Admettons que votre schéma soit audible en Flandre. Parlons “intrafrancophone”. Qu’est-ce qui vous fait croire que cet “arrimage” serait si naturel ?Question essentielle. Je sais que des tentations existent en Wallonie de traiter Bruxelles à part : “Débrouillez-vous”; c’est un peu le message de Philippe Destatte dans vos colonnes. De même, des Bruxellois imaginent une Région plus forte qui tiendrait une balance égale, sans préférence, entre un tropisme nordiste et un tropisme sudiste. Je suis en désaccord total avec les tentations de repli régionaliste. Ce qui relie Bruxelles à la Wallonie, c’est d’abord le français : avec tout ce qu’elle véhicule, la langue a une importance considérable. C’est ensuite un lien socio-économique : la Wallonie a besoin de Bruxelles comme de pain. C’est aussi une histoire commune.

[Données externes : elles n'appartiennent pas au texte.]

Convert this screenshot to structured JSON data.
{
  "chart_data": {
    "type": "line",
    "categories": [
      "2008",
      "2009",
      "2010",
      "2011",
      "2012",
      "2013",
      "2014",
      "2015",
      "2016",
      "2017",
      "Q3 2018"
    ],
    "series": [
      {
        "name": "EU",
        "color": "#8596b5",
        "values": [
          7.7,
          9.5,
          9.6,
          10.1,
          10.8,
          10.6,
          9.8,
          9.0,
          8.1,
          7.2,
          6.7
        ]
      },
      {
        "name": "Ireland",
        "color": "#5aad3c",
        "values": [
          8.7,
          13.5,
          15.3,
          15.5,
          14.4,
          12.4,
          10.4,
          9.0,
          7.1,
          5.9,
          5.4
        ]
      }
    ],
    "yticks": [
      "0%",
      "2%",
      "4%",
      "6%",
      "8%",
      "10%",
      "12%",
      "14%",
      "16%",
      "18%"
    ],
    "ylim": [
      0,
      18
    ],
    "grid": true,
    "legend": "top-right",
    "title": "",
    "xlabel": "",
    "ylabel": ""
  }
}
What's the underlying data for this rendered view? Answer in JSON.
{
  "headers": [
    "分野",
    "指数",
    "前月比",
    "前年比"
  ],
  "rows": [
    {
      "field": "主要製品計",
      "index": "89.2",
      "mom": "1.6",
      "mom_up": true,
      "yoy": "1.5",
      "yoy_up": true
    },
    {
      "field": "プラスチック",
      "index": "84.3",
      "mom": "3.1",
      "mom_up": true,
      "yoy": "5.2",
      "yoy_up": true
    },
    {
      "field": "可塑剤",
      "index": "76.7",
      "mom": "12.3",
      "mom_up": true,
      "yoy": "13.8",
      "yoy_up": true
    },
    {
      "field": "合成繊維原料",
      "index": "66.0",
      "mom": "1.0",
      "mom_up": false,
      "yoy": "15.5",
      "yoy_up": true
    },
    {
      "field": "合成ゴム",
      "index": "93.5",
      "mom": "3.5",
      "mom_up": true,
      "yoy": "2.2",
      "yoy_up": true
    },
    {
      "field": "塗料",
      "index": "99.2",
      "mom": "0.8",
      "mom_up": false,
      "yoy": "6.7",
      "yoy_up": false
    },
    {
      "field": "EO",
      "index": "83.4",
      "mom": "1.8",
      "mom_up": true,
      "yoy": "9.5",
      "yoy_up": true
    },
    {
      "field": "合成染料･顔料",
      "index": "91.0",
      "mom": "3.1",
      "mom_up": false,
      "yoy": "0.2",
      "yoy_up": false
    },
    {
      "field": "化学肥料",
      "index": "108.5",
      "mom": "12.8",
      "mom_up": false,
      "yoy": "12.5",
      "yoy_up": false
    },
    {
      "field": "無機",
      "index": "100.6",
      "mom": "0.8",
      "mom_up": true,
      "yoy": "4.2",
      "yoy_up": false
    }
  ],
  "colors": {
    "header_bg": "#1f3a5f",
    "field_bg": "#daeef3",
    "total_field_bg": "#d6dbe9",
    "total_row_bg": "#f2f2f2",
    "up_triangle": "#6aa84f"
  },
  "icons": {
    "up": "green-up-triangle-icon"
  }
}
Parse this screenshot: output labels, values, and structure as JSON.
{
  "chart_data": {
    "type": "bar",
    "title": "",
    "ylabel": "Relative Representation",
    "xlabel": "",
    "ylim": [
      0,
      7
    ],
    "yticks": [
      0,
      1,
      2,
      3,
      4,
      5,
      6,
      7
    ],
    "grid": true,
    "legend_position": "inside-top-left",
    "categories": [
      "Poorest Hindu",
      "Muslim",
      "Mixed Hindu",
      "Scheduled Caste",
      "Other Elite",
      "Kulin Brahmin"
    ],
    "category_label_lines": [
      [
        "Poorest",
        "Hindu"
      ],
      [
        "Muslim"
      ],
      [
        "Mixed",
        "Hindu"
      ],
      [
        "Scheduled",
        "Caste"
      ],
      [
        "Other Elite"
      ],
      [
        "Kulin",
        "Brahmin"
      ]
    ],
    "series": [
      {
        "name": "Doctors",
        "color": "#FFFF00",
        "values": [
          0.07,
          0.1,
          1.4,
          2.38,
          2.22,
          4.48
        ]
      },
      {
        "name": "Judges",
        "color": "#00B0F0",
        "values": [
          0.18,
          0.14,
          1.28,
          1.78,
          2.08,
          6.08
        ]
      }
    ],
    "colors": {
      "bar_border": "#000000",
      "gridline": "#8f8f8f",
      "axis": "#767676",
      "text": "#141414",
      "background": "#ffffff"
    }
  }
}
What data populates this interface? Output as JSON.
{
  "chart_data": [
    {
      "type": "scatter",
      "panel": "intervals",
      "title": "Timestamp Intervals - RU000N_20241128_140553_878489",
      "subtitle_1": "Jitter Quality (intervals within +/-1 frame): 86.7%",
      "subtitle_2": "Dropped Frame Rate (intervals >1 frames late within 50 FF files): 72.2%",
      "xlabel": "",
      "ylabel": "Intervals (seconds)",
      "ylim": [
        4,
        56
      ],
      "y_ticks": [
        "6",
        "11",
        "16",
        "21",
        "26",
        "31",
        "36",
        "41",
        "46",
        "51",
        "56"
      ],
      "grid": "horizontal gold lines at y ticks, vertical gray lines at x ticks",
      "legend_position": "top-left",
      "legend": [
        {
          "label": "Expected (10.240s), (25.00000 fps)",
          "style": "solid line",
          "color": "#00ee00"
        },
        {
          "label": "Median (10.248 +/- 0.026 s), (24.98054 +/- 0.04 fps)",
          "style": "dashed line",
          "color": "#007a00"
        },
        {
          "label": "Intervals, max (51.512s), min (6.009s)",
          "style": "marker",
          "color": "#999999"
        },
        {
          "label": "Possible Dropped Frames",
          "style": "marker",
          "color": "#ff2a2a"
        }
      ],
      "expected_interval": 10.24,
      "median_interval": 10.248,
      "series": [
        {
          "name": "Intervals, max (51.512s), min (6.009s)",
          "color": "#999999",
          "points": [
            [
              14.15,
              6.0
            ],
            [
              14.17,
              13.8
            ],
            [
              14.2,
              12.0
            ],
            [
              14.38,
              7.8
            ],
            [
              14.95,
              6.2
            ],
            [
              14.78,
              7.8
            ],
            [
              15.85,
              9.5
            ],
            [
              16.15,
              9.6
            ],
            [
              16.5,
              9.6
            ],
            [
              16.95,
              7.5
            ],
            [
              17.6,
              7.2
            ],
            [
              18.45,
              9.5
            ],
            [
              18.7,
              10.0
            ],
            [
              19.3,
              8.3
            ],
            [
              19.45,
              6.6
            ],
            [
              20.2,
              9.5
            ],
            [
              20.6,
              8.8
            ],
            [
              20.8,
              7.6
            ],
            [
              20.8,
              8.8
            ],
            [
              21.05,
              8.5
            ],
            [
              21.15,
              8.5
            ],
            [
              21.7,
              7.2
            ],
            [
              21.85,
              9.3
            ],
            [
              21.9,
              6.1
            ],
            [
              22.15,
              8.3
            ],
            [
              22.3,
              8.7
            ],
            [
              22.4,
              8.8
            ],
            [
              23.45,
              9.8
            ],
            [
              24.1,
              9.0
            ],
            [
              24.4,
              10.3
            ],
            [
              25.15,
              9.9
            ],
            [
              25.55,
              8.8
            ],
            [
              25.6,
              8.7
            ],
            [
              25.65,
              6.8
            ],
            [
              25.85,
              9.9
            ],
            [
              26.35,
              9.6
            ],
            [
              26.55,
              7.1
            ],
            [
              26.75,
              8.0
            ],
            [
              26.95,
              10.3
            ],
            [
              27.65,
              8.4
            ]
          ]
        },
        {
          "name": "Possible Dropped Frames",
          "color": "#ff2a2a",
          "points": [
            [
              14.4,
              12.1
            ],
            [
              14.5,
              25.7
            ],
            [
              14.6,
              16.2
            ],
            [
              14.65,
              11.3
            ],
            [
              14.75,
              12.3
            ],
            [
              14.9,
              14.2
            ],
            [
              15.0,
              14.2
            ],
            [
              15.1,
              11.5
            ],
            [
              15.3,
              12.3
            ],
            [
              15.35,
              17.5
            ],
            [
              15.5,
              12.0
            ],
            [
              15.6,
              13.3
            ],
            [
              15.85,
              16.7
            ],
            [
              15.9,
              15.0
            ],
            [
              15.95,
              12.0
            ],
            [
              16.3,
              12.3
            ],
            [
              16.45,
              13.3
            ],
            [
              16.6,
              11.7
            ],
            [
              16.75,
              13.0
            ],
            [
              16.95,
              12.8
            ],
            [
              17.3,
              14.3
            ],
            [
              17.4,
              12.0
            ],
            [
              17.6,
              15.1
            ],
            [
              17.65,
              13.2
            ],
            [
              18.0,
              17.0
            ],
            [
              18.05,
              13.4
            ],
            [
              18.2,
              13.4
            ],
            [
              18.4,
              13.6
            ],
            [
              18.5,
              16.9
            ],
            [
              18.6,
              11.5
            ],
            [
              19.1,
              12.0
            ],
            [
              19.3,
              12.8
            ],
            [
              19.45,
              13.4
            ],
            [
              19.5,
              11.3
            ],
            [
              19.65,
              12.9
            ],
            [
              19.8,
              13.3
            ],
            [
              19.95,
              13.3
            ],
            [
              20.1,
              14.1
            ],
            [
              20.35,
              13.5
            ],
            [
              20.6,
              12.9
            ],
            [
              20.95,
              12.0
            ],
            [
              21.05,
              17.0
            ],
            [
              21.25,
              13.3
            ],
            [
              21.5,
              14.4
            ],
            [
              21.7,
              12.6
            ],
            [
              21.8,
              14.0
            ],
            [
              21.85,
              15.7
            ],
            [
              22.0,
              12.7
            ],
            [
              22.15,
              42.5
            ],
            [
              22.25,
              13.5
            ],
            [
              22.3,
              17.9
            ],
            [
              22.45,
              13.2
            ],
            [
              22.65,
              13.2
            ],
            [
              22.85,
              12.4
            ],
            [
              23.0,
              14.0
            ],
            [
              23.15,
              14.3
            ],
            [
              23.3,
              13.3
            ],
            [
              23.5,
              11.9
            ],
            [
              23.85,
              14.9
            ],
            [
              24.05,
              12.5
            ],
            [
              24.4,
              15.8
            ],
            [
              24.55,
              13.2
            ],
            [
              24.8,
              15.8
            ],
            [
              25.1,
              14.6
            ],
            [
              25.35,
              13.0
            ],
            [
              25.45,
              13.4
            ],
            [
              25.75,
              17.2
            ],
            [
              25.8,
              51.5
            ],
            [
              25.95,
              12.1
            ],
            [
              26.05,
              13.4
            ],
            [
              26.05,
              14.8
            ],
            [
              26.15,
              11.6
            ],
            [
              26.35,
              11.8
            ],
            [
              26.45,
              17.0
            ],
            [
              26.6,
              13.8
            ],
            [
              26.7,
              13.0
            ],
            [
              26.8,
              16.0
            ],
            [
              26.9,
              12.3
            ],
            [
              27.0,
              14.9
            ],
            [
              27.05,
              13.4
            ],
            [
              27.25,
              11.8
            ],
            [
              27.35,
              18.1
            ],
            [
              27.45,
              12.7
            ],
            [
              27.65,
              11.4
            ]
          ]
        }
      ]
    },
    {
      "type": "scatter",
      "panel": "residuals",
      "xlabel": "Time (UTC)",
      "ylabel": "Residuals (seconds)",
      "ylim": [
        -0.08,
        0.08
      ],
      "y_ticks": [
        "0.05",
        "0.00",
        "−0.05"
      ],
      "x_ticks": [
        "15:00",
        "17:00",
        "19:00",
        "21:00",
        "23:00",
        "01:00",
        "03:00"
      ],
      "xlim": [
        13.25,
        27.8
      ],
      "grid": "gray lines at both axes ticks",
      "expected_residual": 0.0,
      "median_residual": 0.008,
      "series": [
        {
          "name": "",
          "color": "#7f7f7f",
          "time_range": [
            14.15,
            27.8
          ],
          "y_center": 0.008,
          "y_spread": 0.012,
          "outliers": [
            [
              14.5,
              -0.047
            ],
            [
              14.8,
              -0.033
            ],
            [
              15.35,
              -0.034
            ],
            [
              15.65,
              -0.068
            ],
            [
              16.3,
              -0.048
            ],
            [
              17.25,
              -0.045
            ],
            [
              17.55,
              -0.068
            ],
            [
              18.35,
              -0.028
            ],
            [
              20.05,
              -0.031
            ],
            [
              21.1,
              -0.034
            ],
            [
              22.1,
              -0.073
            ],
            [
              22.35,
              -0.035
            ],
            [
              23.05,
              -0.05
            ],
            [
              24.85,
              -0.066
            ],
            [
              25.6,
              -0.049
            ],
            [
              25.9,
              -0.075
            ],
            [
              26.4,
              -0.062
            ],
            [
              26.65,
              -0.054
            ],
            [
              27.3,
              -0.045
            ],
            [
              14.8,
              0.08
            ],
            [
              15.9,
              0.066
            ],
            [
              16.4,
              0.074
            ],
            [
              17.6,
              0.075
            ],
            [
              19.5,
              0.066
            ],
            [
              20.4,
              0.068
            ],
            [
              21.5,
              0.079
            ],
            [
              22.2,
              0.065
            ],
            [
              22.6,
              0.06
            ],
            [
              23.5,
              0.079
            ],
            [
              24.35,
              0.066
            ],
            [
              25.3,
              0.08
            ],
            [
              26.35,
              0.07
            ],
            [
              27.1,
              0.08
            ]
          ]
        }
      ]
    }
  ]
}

De deux peuples, d’un peuple ?Peu importe. Il serait vain de plaquer un concept de nation sur cette réalité wallonno-bruxelloise. Mais nous avons vécu ensemble depuis 1830 dans le même Etat; et depuis 1970 comme composante d’un Etat qui a vécu un processus de minorisation institutionnelle et politique. Un peuple doit avoir sa dignité. Or, depuis 40 ans, le mouvement flamand est de plus en plus arrogant. On doit vouloir y réagir ensemble.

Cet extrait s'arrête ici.